Por eso, la reciente declaración unilateral de independencia por parte del Govern de Cataluña acabó por despertar en la mayor parte de la ciudadanía el orgullo de sentirse español, haciendo no solo que lo reforzase íntimamente, sino hasta que llegara a envanecerse de exhibirlo públicamente.

Es muy probable que todo lo que anterior explique la feliz idea de Marta Sánchez de escribir una letra para el himno español para poder cantarlo, así como la entusiasta reacción del público asistente que no dejó de aplaudir con ardor la valiente iniciativa de la cantante.

Da la impresión de que es una necesidad largamente sentida que nuestro himno tenga letra.

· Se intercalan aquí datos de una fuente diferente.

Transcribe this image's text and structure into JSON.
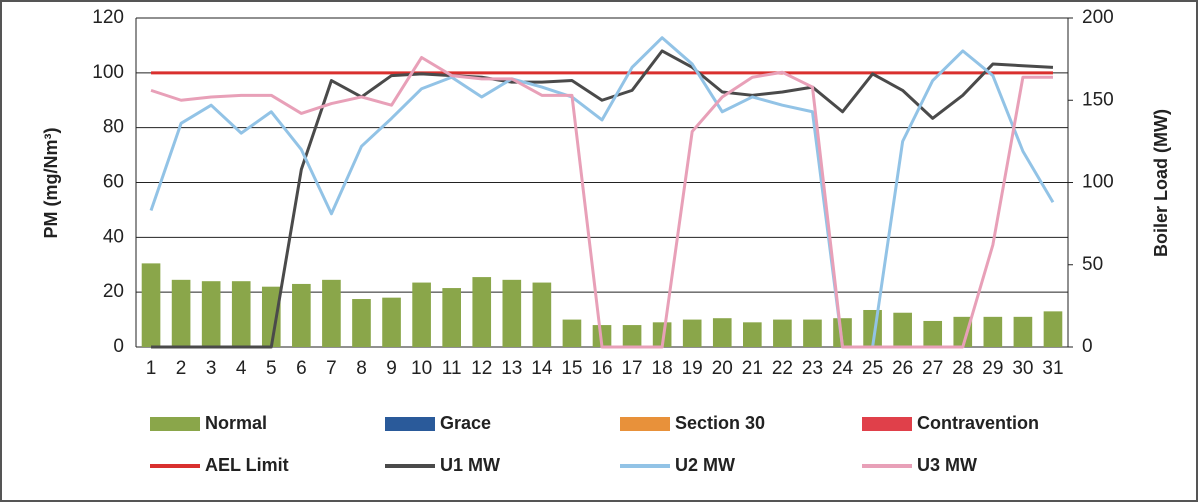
{
  "chart_data": {
    "type": "combo",
    "y_label": "PM (mg/Nm³)",
    "y2_label": "Boiler Load (MW)",
    "categories": [
      "1",
      "2",
      "3",
      "4",
      "5",
      "6",
      "7",
      "8",
      "9",
      "10",
      "11",
      "12",
      "13",
      "14",
      "15",
      "16",
      "17",
      "18",
      "19",
      "20",
      "21",
      "22",
      "23",
      "24",
      "25",
      "26",
      "27",
      "28",
      "29",
      "30",
      "31"
    ],
    "ylim": [
      0,
      120
    ],
    "yticks": [
      0,
      20,
      40,
      60,
      80,
      100,
      120
    ],
    "y2lim": [
      0,
      200
    ],
    "y2ticks": [
      0,
      50,
      100,
      150,
      200
    ],
    "grid": true,
    "series": [
      {
        "name": "Normal",
        "type": "bar",
        "color": "#8aa64a",
        "values": [
          30.5,
          24.5,
          24,
          24,
          22,
          23,
          24.5,
          17.5,
          18,
          23.5,
          21.5,
          25.5,
          24.5,
          23.5,
          10,
          8,
          8,
          9,
          10,
          10.5,
          9,
          10,
          10,
          10.5,
          13.5,
          12.5,
          9.5,
          11,
          11,
          11,
          13
        ]
      },
      {
        "name": "Grace",
        "type": "bar",
        "color": "#2a5a9a",
        "values": [
          null,
          null,
          null,
          null,
          null,
          null,
          null,
          null,
          null,
          null,
          null,
          null,
          null,
          null,
          null,
          null,
          null,
          null,
          null,
          null,
          null,
          null,
          null,
          null,
          null,
          null,
          null,
          null,
          null,
          null,
          null
        ]
      },
      {
        "name": "Section 30",
        "type": "bar",
        "color": "#e8913a",
        "values": [
          null,
          null,
          null,
          null,
          null,
          null,
          null,
          null,
          null,
          null,
          null,
          null,
          null,
          null,
          null,
          null,
          null,
          null,
          null,
          null,
          null,
          null,
          null,
          null,
          null,
          null,
          null,
          null,
          null,
          null,
          null
        ]
      },
      {
        "name": "Contravention",
        "type": "bar",
        "color": "#e0404a",
        "values": [
          null,
          null,
          null,
          null,
          null,
          null,
          null,
          null,
          null,
          null,
          null,
          null,
          null,
          null,
          null,
          null,
          null,
          null,
          null,
          null,
          null,
          null,
          null,
          null,
          null,
          null,
          null,
          null,
          null,
          null,
          null
        ]
      },
      {
        "name": "AEL Limit",
        "type": "line",
        "color": "#d9302e",
        "values": [
          100,
          100,
          100,
          100,
          100,
          100,
          100,
          100,
          100,
          100,
          100,
          100,
          100,
          100,
          100,
          100,
          100,
          100,
          100,
          100,
          100,
          100,
          100,
          100,
          100,
          100,
          100,
          100,
          100,
          100,
          100
        ]
      },
      {
        "name": "U1 MW",
        "type": "line",
        "axis": "y2",
        "color": "#4a4a4a",
        "values": [
          0,
          0,
          0,
          0,
          0,
          108,
          162,
          152,
          165,
          166,
          165,
          164,
          161,
          161,
          162,
          150,
          156,
          180,
          170,
          155,
          153,
          155,
          158,
          143,
          166,
          156,
          139,
          153,
          172,
          171,
          170
        ]
      },
      {
        "name": "U2 MW",
        "type": "line",
        "axis": "y2",
        "color": "#92c3e6",
        "values": [
          83,
          136,
          147,
          130,
          143,
          120,
          81,
          122,
          139,
          157,
          164,
          152,
          163,
          158,
          152,
          138,
          170,
          188,
          172,
          143,
          152,
          147,
          143,
          0,
          0,
          125,
          162,
          180,
          165,
          119,
          88
        ]
      },
      {
        "name": "U3 MW",
        "type": "line",
        "axis": "y2",
        "color": "#e8a0b8",
        "values": [
          156,
          150,
          152,
          153,
          153,
          142,
          148,
          152,
          147,
          176,
          165,
          163,
          163,
          153,
          153,
          0,
          0,
          0,
          131,
          152,
          164,
          167,
          158,
          0,
          0,
          0,
          0,
          0,
          62,
          164,
          164
        ]
      }
    ]
  }
}
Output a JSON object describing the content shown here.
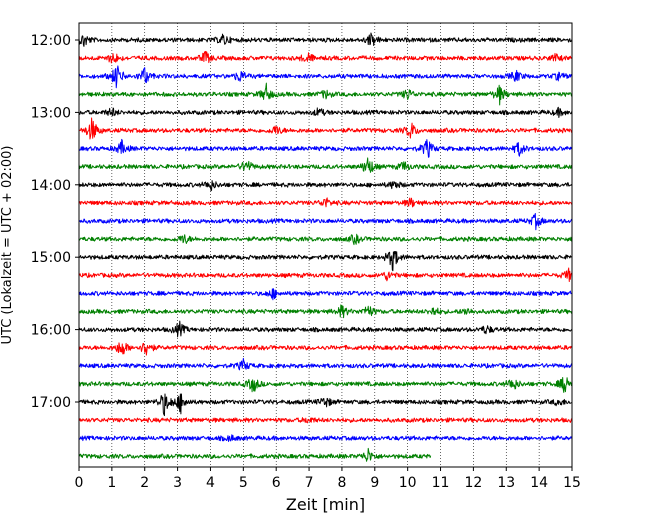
{
  "chart_data": {
    "type": "line",
    "title": "",
    "xlabel": "Zeit  [min]",
    "ylabel": "UTC (Lokalzeit = UTC + 02:00)",
    "xlim": [
      0,
      15
    ],
    "x_ticks": [
      "0",
      "1",
      "2",
      "3",
      "4",
      "5",
      "6",
      "7",
      "8",
      "9",
      "10",
      "11",
      "12",
      "13",
      "14",
      "15"
    ],
    "y_tick_labels": [
      "12:00",
      "13:00",
      "14:00",
      "15:00",
      "16:00",
      "17:00"
    ],
    "grid": "vertical dotted",
    "color_cycle": [
      "#000000",
      "#ff0000",
      "#0000ff",
      "#008000"
    ],
    "series": [
      {
        "start": "12:00",
        "color": "#000000",
        "events": [
          [
            0.15,
            1.0
          ],
          [
            4.4,
            0.8
          ],
          [
            8.9,
            1.0
          ]
        ]
      },
      {
        "start": "12:15",
        "color": "#ff0000",
        "events": [
          [
            1.05,
            0.9
          ],
          [
            3.85,
            0.9
          ],
          [
            6.95,
            0.8
          ],
          [
            14.5,
            0.5
          ]
        ]
      },
      {
        "start": "12:30",
        "color": "#0000ff",
        "events": [
          [
            1.15,
            1.8
          ],
          [
            2.0,
            1.3
          ],
          [
            4.9,
            0.8
          ],
          [
            13.3,
            0.8
          ],
          [
            14.6,
            0.5
          ]
        ]
      },
      {
        "start": "12:45",
        "color": "#008000",
        "events": [
          [
            5.7,
            1.3
          ],
          [
            7.5,
            0.6
          ],
          [
            10.0,
            0.8
          ],
          [
            12.8,
            1.3
          ]
        ]
      },
      {
        "start": "13:00",
        "color": "#000000",
        "events": [
          [
            1.0,
            0.6
          ],
          [
            7.3,
            0.6
          ],
          [
            14.6,
            0.5
          ]
        ]
      },
      {
        "start": "13:15",
        "color": "#ff0000",
        "events": [
          [
            0.4,
            1.8
          ],
          [
            6.0,
            0.7
          ],
          [
            10.1,
            1.2
          ]
        ]
      },
      {
        "start": "13:30",
        "color": "#0000ff",
        "events": [
          [
            1.3,
            1.0
          ],
          [
            10.6,
            1.4
          ],
          [
            13.4,
            1.0
          ]
        ]
      },
      {
        "start": "13:45",
        "color": "#008000",
        "events": [
          [
            5.1,
            1.0
          ],
          [
            8.8,
            1.5
          ],
          [
            9.9,
            0.7
          ]
        ]
      },
      {
        "start": "14:00",
        "color": "#000000",
        "events": [
          [
            4.0,
            0.8
          ],
          [
            9.6,
            0.6
          ]
        ]
      },
      {
        "start": "14:15",
        "color": "#ff0000",
        "events": [
          [
            7.5,
            0.7
          ],
          [
            10.1,
            0.6
          ]
        ]
      },
      {
        "start": "14:30",
        "color": "#0000ff",
        "events": [
          [
            13.9,
            1.0
          ]
        ]
      },
      {
        "start": "14:45",
        "color": "#008000",
        "events": [
          [
            3.2,
            0.7
          ],
          [
            8.4,
            0.7
          ]
        ]
      },
      {
        "start": "15:00",
        "color": "#000000",
        "events": [
          [
            9.55,
            1.8
          ]
        ]
      },
      {
        "start": "15:15",
        "color": "#ff0000",
        "events": [
          [
            9.4,
            0.7
          ],
          [
            14.9,
            0.8
          ]
        ]
      },
      {
        "start": "15:30",
        "color": "#0000ff",
        "events": [
          [
            5.9,
            0.7
          ]
        ]
      },
      {
        "start": "15:45",
        "color": "#008000",
        "events": [
          [
            8.0,
            0.9
          ],
          [
            8.8,
            0.9
          ],
          [
            10.8,
            0.6
          ],
          [
            11.8,
            0.5
          ]
        ]
      },
      {
        "start": "16:00",
        "color": "#000000",
        "events": [
          [
            3.05,
            1.1
          ],
          [
            12.4,
            0.6
          ]
        ]
      },
      {
        "start": "16:15",
        "color": "#ff0000",
        "events": [
          [
            1.3,
            1.3
          ],
          [
            2.05,
            1.2
          ]
        ]
      },
      {
        "start": "16:30",
        "color": "#0000ff",
        "events": [
          [
            5.0,
            0.8
          ]
        ]
      },
      {
        "start": "16:45",
        "color": "#008000",
        "events": [
          [
            5.3,
            1.2
          ],
          [
            13.2,
            1.0
          ],
          [
            14.8,
            1.5
          ]
        ]
      },
      {
        "start": "17:00",
        "color": "#000000",
        "events": [
          [
            2.6,
            1.8
          ],
          [
            3.1,
            1.5
          ],
          [
            7.5,
            0.8
          ],
          [
            14.6,
            0.5
          ]
        ]
      },
      {
        "start": "17:15",
        "color": "#ff0000",
        "events": [
          [
            7.0,
            0.4
          ]
        ]
      },
      {
        "start": "17:30",
        "color": "#0000ff",
        "events": [
          [
            4.6,
            0.4
          ]
        ]
      },
      {
        "start": "17:45",
        "color": "#008000",
        "end_min": 10.7,
        "events": [
          [
            8.8,
            1.0
          ]
        ]
      }
    ]
  }
}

Así lo explican los numerosos intentos, oficiales u oficiosos, a lo largo de los años de dotarlo de esa supuesta carencia. Pero por muy acertadas que sean las iniciativas particulares al respecto, como la de Marta Sánchez, no pasan de eso. Y en ese contexto han de entenderse las reacciones de nuestra clase política: hubo quienes saludaron con efusividad el acto privado de Marta Sánchez de escribir una letra para el himno y cantarlo (no pasa de ahí) y hasta los hay que se pusieron tan nerviosos que se lo tomaron como si se tratase de un intento oficial de dotar de letra al himno para siempre.

Cualquiera que sea el deseo de cada uno, lo cierto es que una más de las peculiaridades de España es que su himno nacional no tiene letra: nació sin ella y todo parece indicar que seguirá así por mucho tiempo. Pero esto no impide que cuando un pueblo se siente acosado en sus símbolos nacionales las iniciativas tan entusiastas de escribir una letra, incluyente y que no excluye a nadie, sean tan bien celebradas.